I find that last page of the book so touching—the gentle, compassionate moment when the hurried mom slows down to enjoy the rainbow with her son, giving him her full attention and echoing his mantra in a kind of affirmative, validating gesture: “Yes. Wait.”
But the story’s moral not only addresses our kids’ sometimes overlooked needs, it also to speaks to our own. How many wonderful, unique moments are we missing out on by never slowing down (with or without kids)? How damaging to our own bodies and minds is the constant stress of rushing and agonizing over the fulfillment of never-ending, competing obligations?

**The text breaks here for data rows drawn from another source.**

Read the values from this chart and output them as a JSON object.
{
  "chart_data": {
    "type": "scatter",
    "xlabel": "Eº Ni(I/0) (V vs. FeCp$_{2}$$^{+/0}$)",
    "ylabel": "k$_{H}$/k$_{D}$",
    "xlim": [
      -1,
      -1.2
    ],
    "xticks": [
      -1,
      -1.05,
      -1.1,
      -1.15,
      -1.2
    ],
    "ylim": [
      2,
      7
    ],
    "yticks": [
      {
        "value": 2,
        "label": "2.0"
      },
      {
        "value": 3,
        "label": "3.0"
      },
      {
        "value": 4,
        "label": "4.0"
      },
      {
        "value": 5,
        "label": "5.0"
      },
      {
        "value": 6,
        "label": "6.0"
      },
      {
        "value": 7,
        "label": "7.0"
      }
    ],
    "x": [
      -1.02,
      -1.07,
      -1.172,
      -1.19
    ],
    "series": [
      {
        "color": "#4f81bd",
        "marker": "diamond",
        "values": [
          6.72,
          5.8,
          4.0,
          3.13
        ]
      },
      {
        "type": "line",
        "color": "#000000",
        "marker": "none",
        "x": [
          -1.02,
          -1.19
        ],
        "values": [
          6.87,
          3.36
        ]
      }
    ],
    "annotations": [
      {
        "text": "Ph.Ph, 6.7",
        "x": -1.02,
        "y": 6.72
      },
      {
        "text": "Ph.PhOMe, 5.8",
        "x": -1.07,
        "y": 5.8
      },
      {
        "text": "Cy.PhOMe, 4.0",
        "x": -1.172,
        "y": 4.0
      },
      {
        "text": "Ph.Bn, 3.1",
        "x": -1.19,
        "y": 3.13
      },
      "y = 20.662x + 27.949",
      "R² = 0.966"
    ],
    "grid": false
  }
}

Taking the time to be fully present and focused on the moment may not be something we can do all the time—in fact, it takes a lot of effort and considerable restraint for me to do it at all—but should attempt whenever possible. It can be hard to slow down, because it flies in the face of our society’s insistence on ceaseless forward movement.

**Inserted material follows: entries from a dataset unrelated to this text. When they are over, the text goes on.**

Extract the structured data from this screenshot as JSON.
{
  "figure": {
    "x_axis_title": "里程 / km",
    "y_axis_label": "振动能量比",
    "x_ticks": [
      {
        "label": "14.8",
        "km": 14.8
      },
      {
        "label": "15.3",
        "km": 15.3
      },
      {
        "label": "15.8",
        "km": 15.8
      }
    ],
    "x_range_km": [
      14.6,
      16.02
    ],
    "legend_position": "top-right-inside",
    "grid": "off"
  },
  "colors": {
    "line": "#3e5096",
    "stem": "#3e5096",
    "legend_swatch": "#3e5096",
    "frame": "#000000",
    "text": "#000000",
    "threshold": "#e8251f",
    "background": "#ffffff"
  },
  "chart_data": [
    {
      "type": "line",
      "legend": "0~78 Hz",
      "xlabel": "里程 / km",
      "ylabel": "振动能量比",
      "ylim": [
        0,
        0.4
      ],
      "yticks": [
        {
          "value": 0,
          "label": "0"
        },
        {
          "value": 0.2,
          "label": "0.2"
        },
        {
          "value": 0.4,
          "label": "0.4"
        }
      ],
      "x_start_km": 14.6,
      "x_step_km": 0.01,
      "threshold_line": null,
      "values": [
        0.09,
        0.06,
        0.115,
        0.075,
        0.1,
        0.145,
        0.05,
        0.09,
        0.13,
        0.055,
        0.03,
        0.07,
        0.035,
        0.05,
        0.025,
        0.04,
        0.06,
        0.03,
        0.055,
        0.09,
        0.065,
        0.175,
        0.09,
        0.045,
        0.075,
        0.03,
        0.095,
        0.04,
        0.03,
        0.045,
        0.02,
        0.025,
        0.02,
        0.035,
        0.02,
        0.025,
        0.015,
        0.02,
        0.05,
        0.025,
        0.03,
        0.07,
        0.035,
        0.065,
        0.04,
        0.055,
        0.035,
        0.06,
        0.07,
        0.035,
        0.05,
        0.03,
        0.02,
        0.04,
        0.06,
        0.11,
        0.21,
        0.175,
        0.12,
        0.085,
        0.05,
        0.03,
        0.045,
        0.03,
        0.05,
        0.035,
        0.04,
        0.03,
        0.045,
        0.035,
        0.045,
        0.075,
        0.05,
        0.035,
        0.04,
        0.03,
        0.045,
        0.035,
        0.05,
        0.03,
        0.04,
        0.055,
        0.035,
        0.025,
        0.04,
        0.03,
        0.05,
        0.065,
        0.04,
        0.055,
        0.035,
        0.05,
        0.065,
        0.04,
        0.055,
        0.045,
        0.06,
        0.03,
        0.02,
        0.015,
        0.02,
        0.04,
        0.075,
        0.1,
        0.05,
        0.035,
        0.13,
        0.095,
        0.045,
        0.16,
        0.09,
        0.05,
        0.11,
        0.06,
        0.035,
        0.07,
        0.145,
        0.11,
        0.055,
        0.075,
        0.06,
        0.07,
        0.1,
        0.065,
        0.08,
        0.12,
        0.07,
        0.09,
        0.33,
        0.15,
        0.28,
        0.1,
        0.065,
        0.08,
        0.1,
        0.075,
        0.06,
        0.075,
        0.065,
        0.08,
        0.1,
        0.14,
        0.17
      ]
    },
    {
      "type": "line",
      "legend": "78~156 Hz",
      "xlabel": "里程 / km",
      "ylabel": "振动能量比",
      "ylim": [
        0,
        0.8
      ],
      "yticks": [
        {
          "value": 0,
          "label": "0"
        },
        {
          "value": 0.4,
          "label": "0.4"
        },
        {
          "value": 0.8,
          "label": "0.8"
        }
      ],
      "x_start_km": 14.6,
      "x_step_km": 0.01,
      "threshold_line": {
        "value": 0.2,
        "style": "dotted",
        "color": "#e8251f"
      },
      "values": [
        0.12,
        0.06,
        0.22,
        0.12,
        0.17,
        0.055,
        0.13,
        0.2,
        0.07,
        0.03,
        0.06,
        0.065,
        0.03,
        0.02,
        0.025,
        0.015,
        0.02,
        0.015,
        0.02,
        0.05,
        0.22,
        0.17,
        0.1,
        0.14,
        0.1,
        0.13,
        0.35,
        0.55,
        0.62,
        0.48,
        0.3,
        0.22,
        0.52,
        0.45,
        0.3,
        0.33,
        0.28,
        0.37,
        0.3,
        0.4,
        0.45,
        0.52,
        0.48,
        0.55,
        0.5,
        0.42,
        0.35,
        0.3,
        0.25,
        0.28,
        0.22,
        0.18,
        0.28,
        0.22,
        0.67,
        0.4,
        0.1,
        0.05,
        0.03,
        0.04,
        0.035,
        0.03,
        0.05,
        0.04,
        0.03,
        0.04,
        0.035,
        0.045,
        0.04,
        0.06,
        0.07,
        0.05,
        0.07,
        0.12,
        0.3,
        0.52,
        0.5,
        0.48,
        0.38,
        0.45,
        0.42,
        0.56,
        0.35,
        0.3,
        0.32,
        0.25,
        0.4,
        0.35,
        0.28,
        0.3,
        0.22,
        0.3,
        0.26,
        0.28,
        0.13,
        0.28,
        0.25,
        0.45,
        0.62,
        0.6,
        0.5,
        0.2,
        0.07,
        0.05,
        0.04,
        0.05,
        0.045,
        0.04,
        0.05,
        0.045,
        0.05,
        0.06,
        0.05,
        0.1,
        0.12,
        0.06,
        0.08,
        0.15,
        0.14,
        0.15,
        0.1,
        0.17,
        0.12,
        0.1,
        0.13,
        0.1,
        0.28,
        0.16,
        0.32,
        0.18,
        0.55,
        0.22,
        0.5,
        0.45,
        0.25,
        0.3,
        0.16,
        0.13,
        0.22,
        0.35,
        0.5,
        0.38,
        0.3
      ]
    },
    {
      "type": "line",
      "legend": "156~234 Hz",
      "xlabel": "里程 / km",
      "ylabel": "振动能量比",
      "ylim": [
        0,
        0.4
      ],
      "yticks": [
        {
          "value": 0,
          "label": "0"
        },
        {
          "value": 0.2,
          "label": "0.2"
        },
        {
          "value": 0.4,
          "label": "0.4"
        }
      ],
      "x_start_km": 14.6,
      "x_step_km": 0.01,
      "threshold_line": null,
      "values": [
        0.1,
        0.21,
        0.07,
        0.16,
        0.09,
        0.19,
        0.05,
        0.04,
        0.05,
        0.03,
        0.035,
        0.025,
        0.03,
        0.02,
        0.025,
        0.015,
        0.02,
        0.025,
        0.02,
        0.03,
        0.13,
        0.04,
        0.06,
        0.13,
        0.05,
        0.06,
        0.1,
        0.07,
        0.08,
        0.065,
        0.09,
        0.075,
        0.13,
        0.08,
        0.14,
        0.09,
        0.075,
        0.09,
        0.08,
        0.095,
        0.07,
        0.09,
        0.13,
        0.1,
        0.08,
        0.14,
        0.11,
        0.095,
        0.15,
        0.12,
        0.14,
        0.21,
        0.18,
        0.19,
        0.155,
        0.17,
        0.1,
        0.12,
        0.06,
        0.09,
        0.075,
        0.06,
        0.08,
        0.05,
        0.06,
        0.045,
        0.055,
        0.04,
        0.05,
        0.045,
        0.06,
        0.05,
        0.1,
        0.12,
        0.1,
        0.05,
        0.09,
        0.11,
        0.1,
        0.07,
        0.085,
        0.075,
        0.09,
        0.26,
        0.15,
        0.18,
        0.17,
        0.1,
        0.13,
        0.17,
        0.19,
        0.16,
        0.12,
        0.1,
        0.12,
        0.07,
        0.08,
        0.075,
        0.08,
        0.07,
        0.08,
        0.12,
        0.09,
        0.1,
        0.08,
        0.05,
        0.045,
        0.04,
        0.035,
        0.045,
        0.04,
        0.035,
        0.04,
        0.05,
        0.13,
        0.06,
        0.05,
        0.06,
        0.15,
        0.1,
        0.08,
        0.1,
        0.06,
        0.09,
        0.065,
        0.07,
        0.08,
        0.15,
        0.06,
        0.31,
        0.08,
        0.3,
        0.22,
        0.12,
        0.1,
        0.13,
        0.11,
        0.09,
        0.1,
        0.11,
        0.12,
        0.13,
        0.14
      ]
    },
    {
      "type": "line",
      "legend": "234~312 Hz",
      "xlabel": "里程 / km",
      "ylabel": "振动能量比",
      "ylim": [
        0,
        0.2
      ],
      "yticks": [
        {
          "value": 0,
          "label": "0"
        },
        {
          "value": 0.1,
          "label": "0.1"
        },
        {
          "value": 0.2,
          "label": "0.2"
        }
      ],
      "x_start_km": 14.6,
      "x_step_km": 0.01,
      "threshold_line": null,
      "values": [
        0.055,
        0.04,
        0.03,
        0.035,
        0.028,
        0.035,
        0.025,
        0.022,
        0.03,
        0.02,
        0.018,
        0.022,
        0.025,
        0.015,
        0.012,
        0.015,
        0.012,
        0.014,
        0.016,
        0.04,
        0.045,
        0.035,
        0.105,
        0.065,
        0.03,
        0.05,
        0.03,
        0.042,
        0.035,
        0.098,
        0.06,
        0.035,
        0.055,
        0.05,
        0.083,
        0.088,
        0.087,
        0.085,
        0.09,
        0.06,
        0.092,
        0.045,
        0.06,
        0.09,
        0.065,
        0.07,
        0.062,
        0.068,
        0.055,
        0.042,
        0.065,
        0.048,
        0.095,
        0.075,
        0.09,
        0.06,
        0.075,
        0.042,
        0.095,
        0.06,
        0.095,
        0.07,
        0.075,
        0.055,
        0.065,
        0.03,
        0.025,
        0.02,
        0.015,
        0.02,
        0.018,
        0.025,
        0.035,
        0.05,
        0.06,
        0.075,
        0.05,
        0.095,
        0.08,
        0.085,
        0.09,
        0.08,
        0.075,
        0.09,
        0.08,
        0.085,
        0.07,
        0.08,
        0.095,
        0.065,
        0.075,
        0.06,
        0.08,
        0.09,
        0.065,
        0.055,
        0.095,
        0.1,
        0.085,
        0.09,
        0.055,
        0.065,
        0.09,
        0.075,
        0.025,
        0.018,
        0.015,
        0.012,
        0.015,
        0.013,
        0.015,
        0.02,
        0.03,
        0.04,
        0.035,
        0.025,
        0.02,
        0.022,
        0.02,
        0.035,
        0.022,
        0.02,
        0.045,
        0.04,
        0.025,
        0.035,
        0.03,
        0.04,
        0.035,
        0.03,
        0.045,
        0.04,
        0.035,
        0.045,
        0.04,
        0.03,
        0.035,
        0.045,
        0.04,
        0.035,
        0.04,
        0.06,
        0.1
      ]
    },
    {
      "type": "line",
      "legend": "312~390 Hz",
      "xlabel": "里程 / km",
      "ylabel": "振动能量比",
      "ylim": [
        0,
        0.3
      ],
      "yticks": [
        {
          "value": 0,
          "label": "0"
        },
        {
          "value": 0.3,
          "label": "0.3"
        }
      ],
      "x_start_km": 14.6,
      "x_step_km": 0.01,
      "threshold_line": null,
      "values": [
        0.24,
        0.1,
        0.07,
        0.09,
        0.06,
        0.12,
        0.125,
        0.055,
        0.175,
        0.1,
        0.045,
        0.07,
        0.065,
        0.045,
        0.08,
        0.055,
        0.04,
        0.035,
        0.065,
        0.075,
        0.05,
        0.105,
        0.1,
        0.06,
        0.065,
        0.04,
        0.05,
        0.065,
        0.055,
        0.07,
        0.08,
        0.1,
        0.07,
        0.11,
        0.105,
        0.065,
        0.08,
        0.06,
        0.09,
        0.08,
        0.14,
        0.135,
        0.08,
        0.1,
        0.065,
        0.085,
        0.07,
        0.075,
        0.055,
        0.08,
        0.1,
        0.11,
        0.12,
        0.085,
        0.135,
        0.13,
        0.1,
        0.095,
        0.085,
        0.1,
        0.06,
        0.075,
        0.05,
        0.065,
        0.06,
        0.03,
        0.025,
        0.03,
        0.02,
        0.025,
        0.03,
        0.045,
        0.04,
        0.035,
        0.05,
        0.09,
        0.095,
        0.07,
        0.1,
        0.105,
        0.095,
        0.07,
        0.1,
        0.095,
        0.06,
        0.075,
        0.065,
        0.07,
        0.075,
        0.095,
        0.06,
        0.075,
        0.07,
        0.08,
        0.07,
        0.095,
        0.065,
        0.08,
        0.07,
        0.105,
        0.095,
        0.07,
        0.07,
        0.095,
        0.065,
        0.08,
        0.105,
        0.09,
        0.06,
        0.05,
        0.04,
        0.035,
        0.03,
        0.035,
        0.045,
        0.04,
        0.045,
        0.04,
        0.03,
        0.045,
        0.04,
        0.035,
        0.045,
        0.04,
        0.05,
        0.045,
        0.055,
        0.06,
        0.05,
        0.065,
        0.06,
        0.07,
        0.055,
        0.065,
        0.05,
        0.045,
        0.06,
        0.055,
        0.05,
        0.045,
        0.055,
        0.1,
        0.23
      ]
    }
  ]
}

My kids’ invariably slow, meandering path to our front door reminds me of a quotation from the 1983 movie Reuben, Reuben that a good friend of mine used to evoke. The film’s protagonist, in response to a dining companion’s admiration for a man who learned to speed-read at such a rate as to successfully blow through War and Peace in 55 minutes, says, “I, for example, would like to read Fitzgerald’s Tender is the Night as slowly as possible. In fact, I would pay vast sums for anyone to teach me to read books I love at a snail’s pace.” The message is clear: he is weary of people’s endless pursuit of speed and increased productivity in every aspect of life, and longs to slow down and fully experience its more agreeable moments—just like my kids. And they’ve both got a point.
What’s more, various scientific studies seem to show that slowing down and suspending our race for productivity for a bit (this New York Times column provides some great examples) can actually make us more productive at work and at home—how’s that for instructive irony? So, once in a while, I will take a moment to wait.